Oculus VR, the virtual reality headset created by Virtual Reality (VR) pioneer and Trump supporter Palmer Luckey (who was later fired after Facebook acquired his company), has officially gone woke.
The Facebook-owned VR company announced a series of new features allowing players to decorate virtual spaces with pride flags, as well as a commemoration of the violent Stonewall riots.
From the Oculus blog:
This month’s Rift Platform update adds a collection of pride- and VR-themed posters, both a rainbow pride and trans pride flag, and new wallpapers for each color in the pride rainbow.
“Our pride content was worked on by a handful of LGBTQ artists here at Facebook and is thematically based around the idea of creating a safe space,” explains Oculus Home Content Producer JM Sudsina. “Prevalent among many marginalized communities, safe spaces are a concept in queer culture centered around symbols, signage, and objects that queer people use to designate that a location (usually a public space like a bar, coffee shop, etc.) is accepting of all sexual and gender identities. The simplest form of this is when you see a rainbow pride flag hanging outside of a public establishment.”

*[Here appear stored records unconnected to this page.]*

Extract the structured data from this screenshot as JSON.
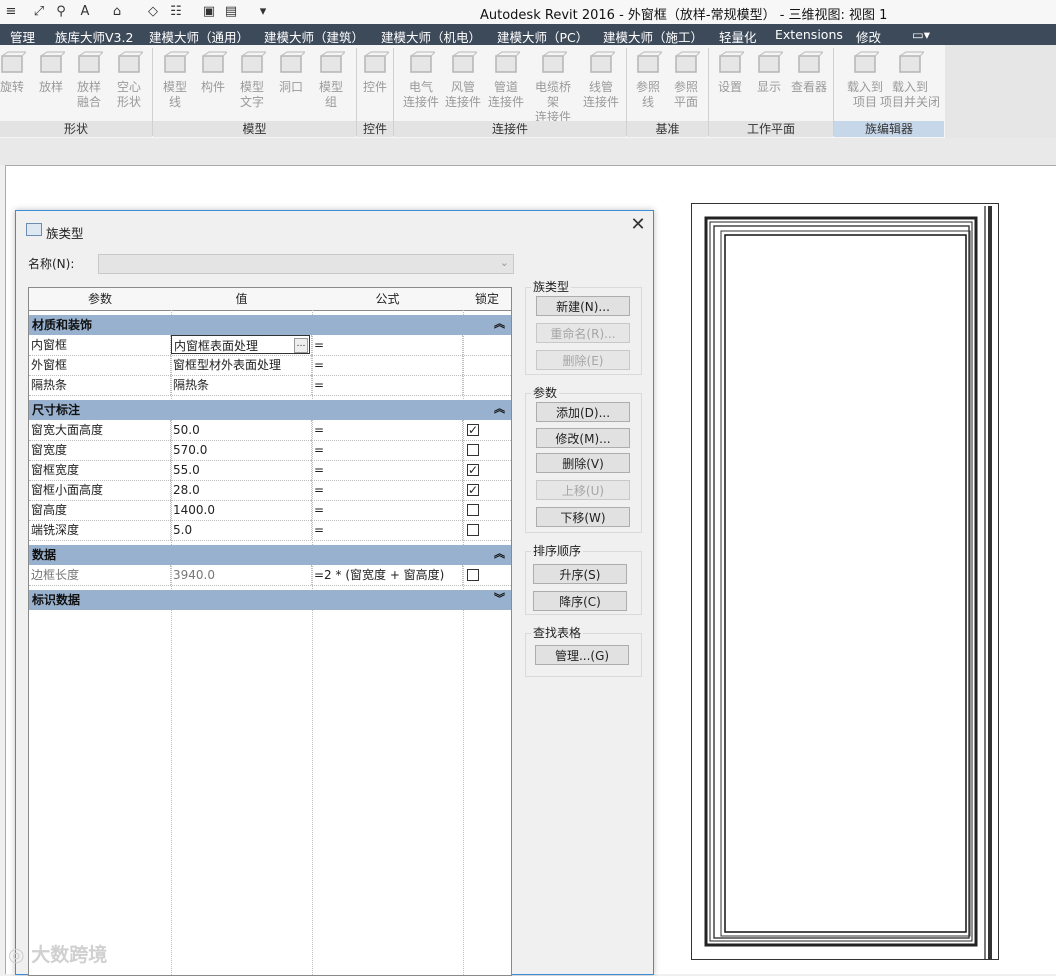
{
  "app": {
    "title": "Autodesk Revit 2016 -    外窗框（放样-常规模型） - 三维视图: 视图 1"
  },
  "quick_access": [
    "≡",
    "⤢",
    "⚲",
    "A",
    "⌂",
    "◇",
    "☷",
    "▣",
    "▤",
    "▾"
  ],
  "menu_tabs": [
    "管理",
    "族库大师V3.2",
    "建模大师（通用）",
    "建模大师（建筑）",
    "建模大师（机电）",
    "建模大师（PC）",
    "建模大师（施工）",
    "轻量化",
    "Extensions",
    "修改"
  ],
  "ribbon": {
    "buttons": [
      {
        "l1": "旋转",
        "l2": ""
      },
      {
        "l1": "放样",
        "l2": ""
      },
      {
        "l1": "放样",
        "l2": "融合"
      },
      {
        "l1": "空心",
        "l2": "形状"
      },
      {
        "l1": "模型",
        "l2": "线"
      },
      {
        "l1": "构件",
        "l2": ""
      },
      {
        "l1": "模型",
        "l2": "文字"
      },
      {
        "l1": "洞口",
        "l2": ""
      },
      {
        "l1": "模型",
        "l2": "组"
      },
      {
        "l1": "控件",
        "l2": ""
      },
      {
        "l1": "电气",
        "l2": "连接件"
      },
      {
        "l1": "风管",
        "l2": "连接件"
      },
      {
        "l1": "管道",
        "l2": "连接件"
      },
      {
        "l1": "电缆桥架",
        "l2": "连接件"
      },
      {
        "l1": "线管",
        "l2": "连接件"
      },
      {
        "l1": "参照",
        "l2": "线"
      },
      {
        "l1": "参照",
        "l2": "平面"
      },
      {
        "l1": "设置",
        "l2": ""
      },
      {
        "l1": "显示",
        "l2": ""
      },
      {
        "l1": "查看器",
        "l2": ""
      },
      {
        "l1": "载入到",
        "l2": "项目"
      },
      {
        "l1": "载入到",
        "l2": "项目并关闭"
      }
    ],
    "groups": [
      "形状",
      "模型",
      "控件",
      "连接件",
      "基准",
      "工作平面",
      "族编辑器"
    ]
  },
  "dialog": {
    "title": "族类型",
    "close": "✕",
    "name_label": "名称(N):",
    "name_value": "",
    "headers": [
      "参数",
      "值",
      "公式",
      "锁定"
    ],
    "groups": [
      {
        "name": "材质和装饰",
        "chevron": "︽",
        "rows": [
          {
            "param": "内窗框",
            "value": "内窗框表面处理",
            "formula": "=",
            "lock": null
          },
          {
            "param": "外窗框",
            "value": "窗框型材外表面处理",
            "formula": "=",
            "lock": null
          },
          {
            "param": "隔热条",
            "value": "隔热条",
            "formula": "=",
            "lock": null
          }
        ]
      },
      {
        "name": "尺寸标注",
        "chevron": "︽",
        "rows": [
          {
            "param": "窗宽大面高度",
            "value": "50.0",
            "formula": "=",
            "lock": true
          },
          {
            "param": "窗宽度",
            "value": "570.0",
            "formula": "=",
            "lock": false
          },
          {
            "param": "窗框宽度",
            "value": "55.0",
            "formula": "=",
            "lock": true
          },
          {
            "param": "窗框小面高度",
            "value": "28.0",
            "formula": "=",
            "lock": true
          },
          {
            "param": "窗高度",
            "value": "1400.0",
            "formula": "=",
            "lock": false
          },
          {
            "param": "端铣深度",
            "value": "5.0",
            "formula": "=",
            "lock": false
          }
        ]
      },
      {
        "name": "数据",
        "chevron": "︽",
        "rows": [
          {
            "param": "边框长度",
            "value": "3940.0",
            "formula": "=2 * (窗宽度 + 窗高度)",
            "lock": false
          }
        ]
      },
      {
        "name": "标识数据",
        "chevron": "︾",
        "rows": []
      }
    ],
    "family_types": {
      "label": "族类型",
      "new": "新建(N)...",
      "rename": "重命名(R)...",
      "delete": "删除(E)"
    },
    "parameters": {
      "label": "参数",
      "add": "添加(D)...",
      "modify": "修改(M)...",
      "delete": "删除(V)",
      "move_up": "上移(U)",
      "move_down": "下移(W)"
    },
    "sort": {
      "label": "排序顺序",
      "asc": "升序(S)",
      "desc": "降序(C)"
    },
    "lookup": {
      "label": "查找表格",
      "manage": "管理...(G)"
    }
  },
  "watermark": "大数跨境",
  "colors": {
    "menubar": "#3d4a5a",
    "group_row": "#98b1cf",
    "dialog_border": "#3b8dd8"
  }
}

The post goes on to explain the various ways Oculus will allow you to celebrate pride month in VR-world:
In keeping with that theme, you’ll also find a pink triangle neon sign—a symbol reclaimed by the LGBTQ community that’s been used to designate safe spaces since the 1990s. Also, in honor of the 50th anniversary of the Stonewall Riots, Marsha the Unicorn Pride Plushie is named after gay liberation activist and Stonewall Riots participant Marsha P. Johnson—so she’ll make your Home a little more woke (and a lot more cute).
The Stonewall Riot — an incident involving arson, looting, and violence sparked by a police raid on a Mafia-owned gay bar in the 1960s — is widely perceived on the left as a milestone in the fight for gay rights. But some historians have argued that the police raid on the bar wasn’t sparked by a desire to crack down on the gay community, but rather by a dispute over between the police and the Mafia family that owned the unlicensed establishment and who bribed the authorities to let it remain open.

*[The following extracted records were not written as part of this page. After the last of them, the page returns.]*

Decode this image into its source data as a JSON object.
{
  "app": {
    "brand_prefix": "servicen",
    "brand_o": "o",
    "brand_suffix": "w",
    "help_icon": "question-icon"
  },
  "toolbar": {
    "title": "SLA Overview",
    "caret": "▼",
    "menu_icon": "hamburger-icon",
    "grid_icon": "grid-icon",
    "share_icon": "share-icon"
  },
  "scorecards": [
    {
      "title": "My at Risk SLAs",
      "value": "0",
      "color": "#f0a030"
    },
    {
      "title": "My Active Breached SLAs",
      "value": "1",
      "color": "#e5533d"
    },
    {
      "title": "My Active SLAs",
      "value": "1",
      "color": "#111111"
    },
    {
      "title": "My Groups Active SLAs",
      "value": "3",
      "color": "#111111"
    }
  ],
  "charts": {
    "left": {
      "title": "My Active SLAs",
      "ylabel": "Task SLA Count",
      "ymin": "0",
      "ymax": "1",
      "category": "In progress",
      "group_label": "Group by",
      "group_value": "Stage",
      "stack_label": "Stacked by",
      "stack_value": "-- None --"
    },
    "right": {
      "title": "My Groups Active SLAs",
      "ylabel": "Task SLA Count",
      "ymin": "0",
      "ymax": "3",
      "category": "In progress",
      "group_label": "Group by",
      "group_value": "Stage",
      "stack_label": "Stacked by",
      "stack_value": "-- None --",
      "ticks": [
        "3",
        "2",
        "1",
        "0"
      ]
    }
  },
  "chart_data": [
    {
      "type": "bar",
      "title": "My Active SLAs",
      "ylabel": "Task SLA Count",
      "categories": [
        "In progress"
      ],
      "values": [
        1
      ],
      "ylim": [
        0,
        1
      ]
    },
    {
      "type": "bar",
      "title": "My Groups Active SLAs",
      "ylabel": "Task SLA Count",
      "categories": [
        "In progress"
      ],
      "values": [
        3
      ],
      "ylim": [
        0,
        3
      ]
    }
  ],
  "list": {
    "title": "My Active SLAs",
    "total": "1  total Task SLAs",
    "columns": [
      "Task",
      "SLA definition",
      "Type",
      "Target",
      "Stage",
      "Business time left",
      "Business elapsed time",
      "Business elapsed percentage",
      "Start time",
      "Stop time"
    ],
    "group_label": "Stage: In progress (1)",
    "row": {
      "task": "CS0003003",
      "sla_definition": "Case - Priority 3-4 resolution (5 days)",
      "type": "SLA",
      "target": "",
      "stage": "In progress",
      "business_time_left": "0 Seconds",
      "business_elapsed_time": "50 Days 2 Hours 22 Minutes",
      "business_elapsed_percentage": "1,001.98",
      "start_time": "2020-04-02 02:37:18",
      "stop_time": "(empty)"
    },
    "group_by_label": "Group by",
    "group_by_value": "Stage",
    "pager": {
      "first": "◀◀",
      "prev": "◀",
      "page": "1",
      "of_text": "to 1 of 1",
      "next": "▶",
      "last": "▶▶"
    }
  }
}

Oculus VR, now officially known as Facebook Technologies LLC, was born when Luckey announced the Oculus Rift in 2012. It quickly raised over $2.4 million in funds from users of Kickstarer, an online platform that allows consumers to contribute to early-stage projects. The success of Oculus kicked off a new era of popularity for VR, which had been a largely dead industry since the 1990s.
HTC, Sony, and other tech giants quickly began developing their own VR headsets to compete with Oculus. Oculus itself was bought by Facebook in 2014 for $2.3 billion.
Palmer Luckey, the father of modern VR, was initially placed in charge of Facebook’s new VR division. But after he was outed as a secret Trump supporter in 2016, the relationship between Luckey and Facebook’s higher-ups soured.
He was fired in early 2017, just a few months after President Trump’s victory. Testifying in front of a Senate committee, Facebook CEO Mark Zuckerberg denied that Luckey’s departure was due to his political viewpoints. But the Wall Street Journal later revealed that Zuckerberg took a personal interest in Luckey’s political viewpoints, going so far as to pressure the Oculus creator to publicly endorse Libertarian candidate Gary Johnson for president instead of Trump.